Day 11: Giving thanks for the people who have hurt us
It was the prophet Don Henley who said:
I’ve been tryin’ to get down
to the heart of the matter
But my will gets weak
and my thoughts seem to scatter
But I think it’s about…forgiveness
If you wanted to go with a more classic call to action, how about “Forgive us our trespasses as we forgive those who trespass against us.”
But let’s really be honest about where we invest a lot of our time — being angry at and resentful of other people.
Living in New York is great for me as an amateur sociologist. I get a lot of opportunity to casually observe (John might call it “eavesdrop on”) conversations, whether that’s on the sidewalk, on the subway or in restaurants where the tables are too close together.
It strikes me how often I overhear passionate complaints about the offenses of another person. Whether it’s about a coworker, a boyfriend, an ex-wife, the consistent theme seems to be that the other person has wronged me, I’m the victim and it’s just not fair.
As my mom used to say, life’s not fair.
Years ago, when I took Dale Carnegie, one of the biggest lessons I internalized was seeing the world through the other person’s eyes. If someone has hurt me, I try to think about what might have motivated him or her to do that.
That doesn’t necessarily mean I’m not bitter.
So during the Month of Thanksgiving, I’m going to take that a step further. When I feel myself being angry at someone, I’m going to search for something to be grateful for.

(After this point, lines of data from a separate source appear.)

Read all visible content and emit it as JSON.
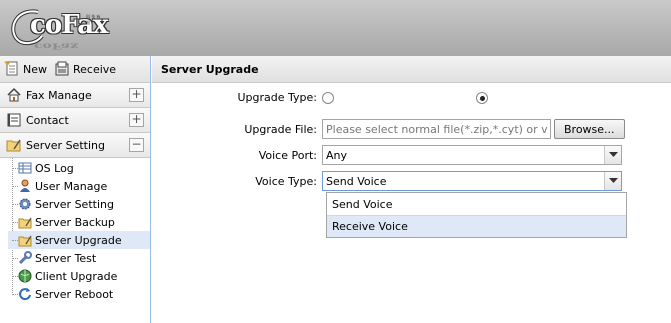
{
  "app": {
    "logo_text": "coFax",
    "logo_sub": "科 技 有 限"
  },
  "toolbar": {
    "new_label": "New",
    "receive_label": "Receive"
  },
  "sidebar": {
    "groups": [
      {
        "label": "Fax Manage",
        "toggle": "+"
      },
      {
        "label": "Contact",
        "toggle": "+"
      },
      {
        "label": "Server Setting",
        "toggle": "−"
      }
    ],
    "items": [
      {
        "label": "OS Log"
      },
      {
        "label": "User Manage"
      },
      {
        "label": "Server Setting"
      },
      {
        "label": "Server Backup"
      },
      {
        "label": "Server Upgrade",
        "active": true
      },
      {
        "label": "Server Test"
      },
      {
        "label": "Client Upgrade"
      },
      {
        "label": "Server Reboot"
      }
    ]
  },
  "main": {
    "title": "Server Upgrade",
    "form": {
      "upgrade_type_label": "Upgrade Type:",
      "upgrade_file_label": "Upgrade File:",
      "upgrade_file_placeholder": "Please select normal file(*.zip,*.cyt) or v",
      "browse_label": "Browse...",
      "voice_port_label": "Voice Port:",
      "voice_port_value": "Any",
      "voice_type_label": "Voice Type:",
      "voice_type_value": "Send Voice",
      "voice_type_options": [
        "Send Voice",
        "Receive Voice"
      ]
    }
  },
  "colors": {
    "accent": "#99bbe8",
    "highlight": "#dfe8f6"
  }
}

Let me try with an extreme example: my ex-fiance devastated me when he broke off our engagement and admitted to cheating on me.
- I’m grateful that he broke it off before we got married instead of going through with it in spite of his doubts about us.
- I’m grateful that in the months after the break up, we had a few open, honest talks about why the relationship ended. It was crushing to hear that he’d never wanted to marry me but he didn’t want to disappoint me. Still, it was valuable information in understanding where we’d gone wrong.
- I’m even grateful for the heart break, because it prompted me to do a lot of soul searching about what I’d done to contribute to the failure of the relationship and about what I wanted in a husband.
Maybe there aren’t as many lessons to be learned in every aggravating relationship. If you’re just mad because the cashier at the grocery store was rude, you might not grow as a person.
But what if I try to find gratitude in the more common, everyday moments of interpersonal strife? If I’m irritated with a coworker, for example, can I find a reason to be grateful — that I have a job and therefore have coworkers? that I really like a lot of the people I work with? that maybe I’m working on improving the source of the irritation?
Can you be grateful for people who have hurt you or upset you?